Reality smacked that shit down hard. I left data engineering because the projects were all over the place, wildly undisciplined and unfocused.

You were lucky to have source control let alone an understanding from the business that these projects were in fact software development.

I switched back to software engineering because at least there is a faint realization that we are...building software.

I might go back when the dust clears.

"Why do we need to hire programmers...I thought we needed data engineers?"

"Because the data pipelines are all built with thousands of lines of code. Java, python, Fortran, you name it...and your job post only mentioned SQL and data modelling"

I could go on forever.

This is the constant argument I have with people about data products.

You don't need to expose more dimensions or get the users more access to the raw data. You need to understand what their business is and what their business problems are and help them answer those specific questions quickly and succinctly.

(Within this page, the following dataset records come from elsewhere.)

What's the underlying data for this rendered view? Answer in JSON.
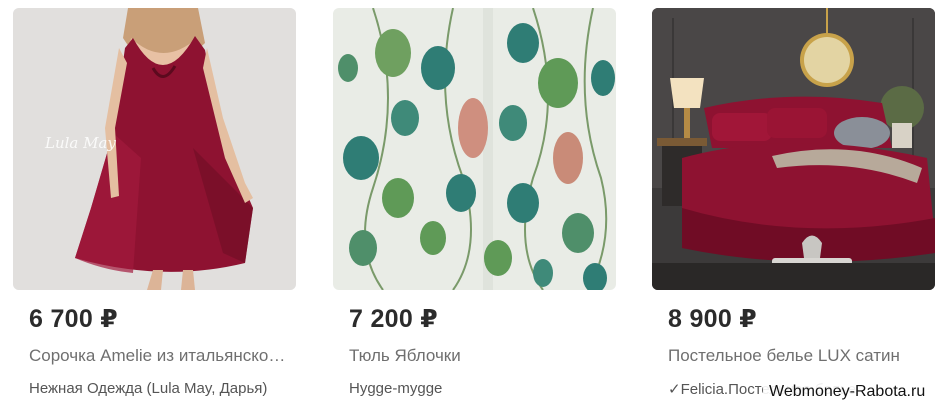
{
  "products": [
    {
      "price": "6 700 ₽",
      "title": "Сорочка Amelie из итальянского льна",
      "shop": "Нежная Одежда (Lula May, Дарья)",
      "image_watermark": "Lula May",
      "image_icon": "dress-photo"
    },
    {
      "price": "7 200 ₽",
      "title": "Тюль Яблочки",
      "shop": "Hygge-mygge",
      "image_icon": "eucalyptus-fabric-photo"
    },
    {
      "price": "8 900 ₽",
      "title": "Постельное белье LUX сатин",
      "shop": "✓Felicia.Постельное белье",
      "image_icon": "bedroom-photo"
    }
  ],
  "watermark": "Webmoney-Rabota.ru",
  "colors": {
    "price": "#2b2b2b",
    "title": "#6f6f6f",
    "shop": "#555555",
    "burgundy": "#8e1231",
    "leaf_teal": "#2f7d75",
    "leaf_green": "#5f9a57"
  }
}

Yes, there are certainly times where people use huge amounts of raw data to uncover the answer to a question they didn't know they had. But it's rare, it's expensive to support, and most businesses are going to be able to do anything with it anyway (a whole org built to do X isn't suddenly going to shift to do Y because you discovered some insight in a random report).

I've seen data errors because of joins and aggregations. Data democratization can be a net negative, especially if people don't question the graphs they see.
Do you know what the author means by 'left' here? Probably not moving bits around in a way that equivalent to multiplying by powers of 2?